I find it odd that since Shannon Wheeler departed so has any mention of Austin's comic-book scene. I know there are quite a few of us out here and I'll bet that they are all as frustrated as I am with the lack of public venues. Few bookstores have local sections and if they do it is stuck in a small corner off to the side. The XL publishes local comics but unless you are a product of the UT machine the only answer you get from them is "good stuff, but we're full up right now." Then in the next few weeks when you see their total comic rollover, you are left to wonder why you weren't contacted. Or how about the Chronicle, essentially a free magazine to promote and inform the public about local culture, who won't even look at you unless you're syndicated. I am a co-author of the Budget Strips and have been working on them part time since 1992. We have had a Web site (http://www.flash.net/~budgetst/) available for two years. Between our first URL and this one we have had over 4,000 hits, yet we still have no local exposure. We have five books self-published and are just finishing up our sixth. I was really hoping that Austin 360 would have a Web ring we could connect to and was disappointed to find once again my media is being ignored.

Thanks for listening.

Rick Guinan


Buy All Immigrants a Drink

Editor:

I think I read it in the Feb.1 issue of the Statesman -- your "Media Clips" column shouldn't have missed it, either -- about the pay raise the coach at UT's football got, after just one year on the job, on top of his $200,000 salary base, plus $6,000 more for car expenses, golf memberships, etc., plus $15,000 to each one of his assistants. Boy, this town sure is full of pendejos! If you didn't know, he and the others like: the police chief, UT president, American-Statesman editors, AISD principals, Capital Metro officials, Museum of Art chief designer, the Ice Bats, and thousand of students came from out of state and Europe straight to a job that local graduates probably don't deserve.

Now, 35 Harvard students came into town sniffing around for a good job on the 25th of this month, hosted by Dell, sipping drinks at Maggie Mae's rooftop lounge.

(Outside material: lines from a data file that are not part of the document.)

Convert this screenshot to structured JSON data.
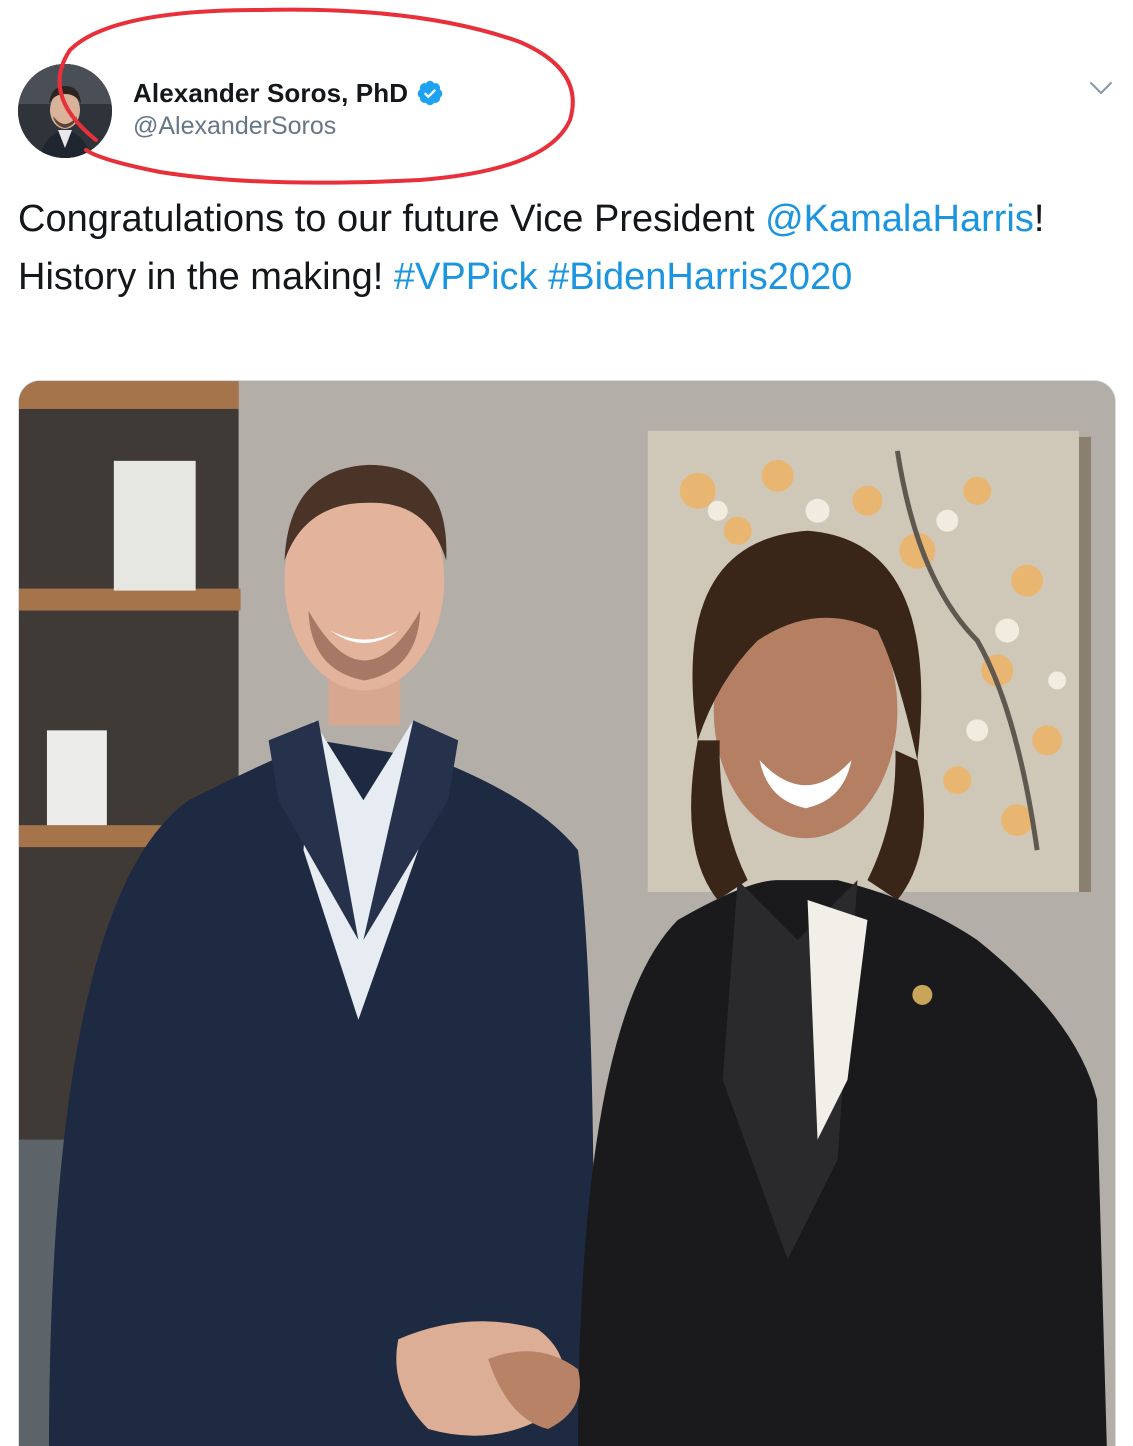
{
  "tweet": {
    "author": {
      "display_name": "Alexander Soros, PhD",
      "handle": "@AlexanderSoros",
      "verified": true
    },
    "text_segments": [
      {
        "text": "Congratulations to our future Vice President ",
        "type": "text"
      },
      {
        "text": "@KamalaHarris",
        "type": "mention"
      },
      {
        "text": "! History in the making! ",
        "type": "text"
      },
      {
        "text": "#VPPick",
        "type": "hashtag"
      },
      {
        "text": " ",
        "type": "text"
      },
      {
        "text": "#BidenHarris2020",
        "type": "hashtag"
      }
    ],
    "menu_icon": "chevron-down-icon",
    "media": {
      "kind": "photo",
      "description_icon": "photo"
    }
  },
  "annotation": {
    "kind": "hand-drawn oval",
    "color": "#e8303a"
  },
  "colors": {
    "link": "#1b95e0",
    "verified": "#1da1f2",
    "secondary_text": "#657786",
    "primary_text": "#14171a"
  }
}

By comparison, let me suggest a "delegation" of immigrants, say from Mexico, be sponsored by the Comptroller's office, the Hispanic Chamber of Commerce, Mexican embassy, and the Catholic church; have them tour construction sites, restaurants, landscape companies, etc., to make sure they pick just the right job. Maggie Mae's is not a problem, just give them plenty of water, tap water. Catering? The leftovers from any cafeteria on Sunday'll be all right, and assure to potential employers, that salaries of $120,000 for starters is no biggy. A tenth of that will do; after all, we all need an extra hand, since all those mentioned above are generating servitude positions, and the locals, especially in my neighborhood, are too busy selling drugs, going to the Army, or committing fresh crime.

Paul Aviña


Re-try David Gibbs

Editor:

For Charles Rector, only lifetime, not death.

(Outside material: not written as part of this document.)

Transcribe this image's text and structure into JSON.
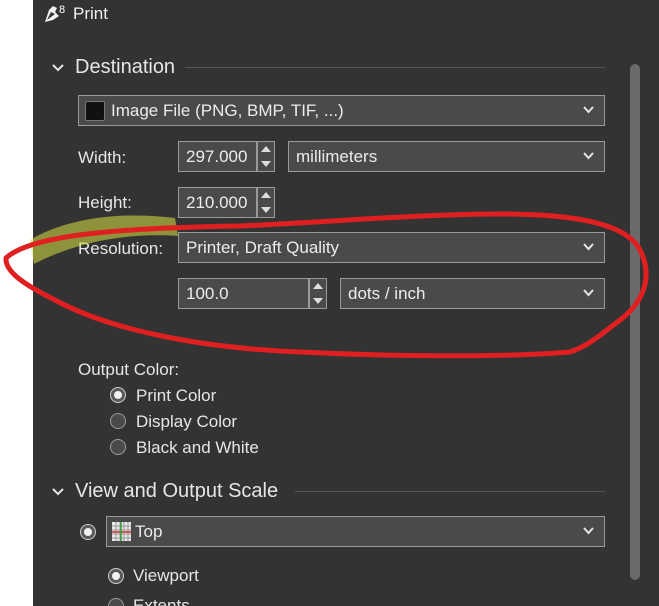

For David Gibbs: Give David Gibbs a re-trial, because Roy Moody made statements against David Gibbs which had not been presented before!

George LaForest


A Deal They'll Probably Refuse

Editor:

"Compassionate Conservatism" was declared by Gov. Bush to be the defining phrase for his governing policy. That is good news for Texas since it is most adequately motivated by the ancient doctrine found in all world religions: "from each according to their abilities, to each according to their needs." Such "compassionate conservatism" requires legislation that holds people accountable for fulfilling their responsibilities to one another. Therefore the following enactments will be included:

*Replace residential property taxes and state sales taxes with a "graduated" state income tax beginning with .5% and increased by an additional .5% for each $5,000 increment over $20,000 of annual income. The only deduction is $2,000 for each dependent. Corporate taxes begin with 1% and increase by an additional 1% for each $10,000 increment of net profits over $50,000. No tax rate shall exceed 60%.

*The minimum hourly wage will be $9 for all workers and the minimum salary for public school teachers will be $30,000 with annual increases of 3% for everyone.

*Capital punishment is replaced by 30-year minimum sentencing without parole for murder and rape convictions. To reduce accidents and air pollution, the speed limits will be 55mph in urban areas and 65mph on open highways.

*Candidates for elected office are prohibited from accepting contributions from outside the jurisdiction of the office they seek and may not accept more than $500 per year from any one source.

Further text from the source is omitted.